The mucociliary clearance in the bronchi in asthma is impaired, and secondary inflammation is formed. By mucolytics applied by nebulizer, include acetylcysteine.

It is used only after consulting a doctor. In addition, the drug should not be used during asthma attacks, because it increases bronchospasm.

Steam inhalation folk remedies for asthma

You do not need a nebulizer for steam inhalation. For inhalation of this type, it is enough to choose a container that keeps heat well and does not allow steam to dissipate.

Steam inhalation should not be carried out during exacerbations and children under 7 years of age. Traditional medicine offers many recipes for asthma.

The most famous recipes:

  1. Using eucalyptus leaves. To do this, take 1 tablespoon of dried leaves and pour 2 glasses of water. Then put on fire, bring to a boil and cook for about 15 minutes. After that, the broth must be infused for another 15 minutes. It is recommended to inhale the steam under a towel for 10-15 minutes up to 3 times a day. The full course is 20 procedures.
  2. Inhalation with pharmacy chamomile. Take 2 tablespoons of dried flowers and pour 250 ml of boiling water, insist in a thermos for 2 hours.
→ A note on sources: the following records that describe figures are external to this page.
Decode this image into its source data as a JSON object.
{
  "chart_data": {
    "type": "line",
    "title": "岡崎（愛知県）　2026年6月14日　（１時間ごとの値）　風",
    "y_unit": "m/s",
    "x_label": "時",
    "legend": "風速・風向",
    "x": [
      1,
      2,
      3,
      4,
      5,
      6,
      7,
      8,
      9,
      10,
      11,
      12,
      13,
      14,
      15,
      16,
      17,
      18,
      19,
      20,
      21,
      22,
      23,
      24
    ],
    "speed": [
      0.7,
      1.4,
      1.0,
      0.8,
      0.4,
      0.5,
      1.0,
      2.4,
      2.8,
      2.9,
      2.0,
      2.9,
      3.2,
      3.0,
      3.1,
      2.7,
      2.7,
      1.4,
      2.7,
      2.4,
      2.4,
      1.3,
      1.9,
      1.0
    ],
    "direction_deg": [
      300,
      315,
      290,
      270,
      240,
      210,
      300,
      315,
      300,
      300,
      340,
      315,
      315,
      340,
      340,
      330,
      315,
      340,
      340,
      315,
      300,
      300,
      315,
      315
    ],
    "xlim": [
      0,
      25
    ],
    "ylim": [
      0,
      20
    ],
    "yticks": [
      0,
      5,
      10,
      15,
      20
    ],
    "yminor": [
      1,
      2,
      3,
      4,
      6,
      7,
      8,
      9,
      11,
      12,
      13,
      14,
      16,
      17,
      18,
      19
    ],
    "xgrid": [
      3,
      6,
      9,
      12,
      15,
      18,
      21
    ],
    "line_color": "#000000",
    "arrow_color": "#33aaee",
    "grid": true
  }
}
Before use, warm up and breathe steam under a towel for 10-15 minutes with a frequency of 1-2 times a day. The course lasts up to 14 days.
  3. Infusion of mother-and-stepmother often helps relieve spasms and promotes sputum discharge. For inhalation, you need to take 1 tablespoon of dried leaves and pour 2 cups of boiling water, then insist for 10 minutes. The procedure is carried out under a towel for 10 minutes up to 2 times a day for 10 days.

Before using folk remedies, you need to consult a doctor, since the components that make up them can lead to bronchospasm, because many flowers and herbs are powerful allergens.

Basic rules for inhalation

The effectiveness of inhalation for asthma depends on the correctness of its implementation. If it is a nebulizer or steam inhalers, then there are no particular difficulties.

True, it is worth remembering that when using glucocorticosteroid solutions for inhalation with a nebulizer for bronchial asthma, you need to rinse your mouth after the procedure, since a fungal infection may develop.

General rules for inhalation:

  • breathing should be even and calm;
  • clothes should be chosen loose so as not to interfere with breathing;
  • incorrect position of the body is not allowed;
  • the break between inhalation and food intake should be 1 hour, the same applies to physical activity;
  • after the procedure, you should rest for 15-20 minutes, in winter – up to 40 minutes. During this time, you should not talk, eat, smoke or sing;
  • with bronchial asthma, inhale through the nose, then hold the breath for 2 seconds and exhale slowly through the nose;
  • when using several drugs at the same time, their compatibility should be taken into account;
  • breathing exercises help to clear the airways before manipulation;
  • solutions are prepared immediately before the procedure.

Compliance with these simple rules, as well as the simplest safety measures, contributes to a more efficient procedure and helps to avoid complications.


Despite the fact that inhalation is considered a very simple procedure, knowledge of its features and rules of conduct will allow you to achieve the best result in the treatment and prevention of bronchial asthma.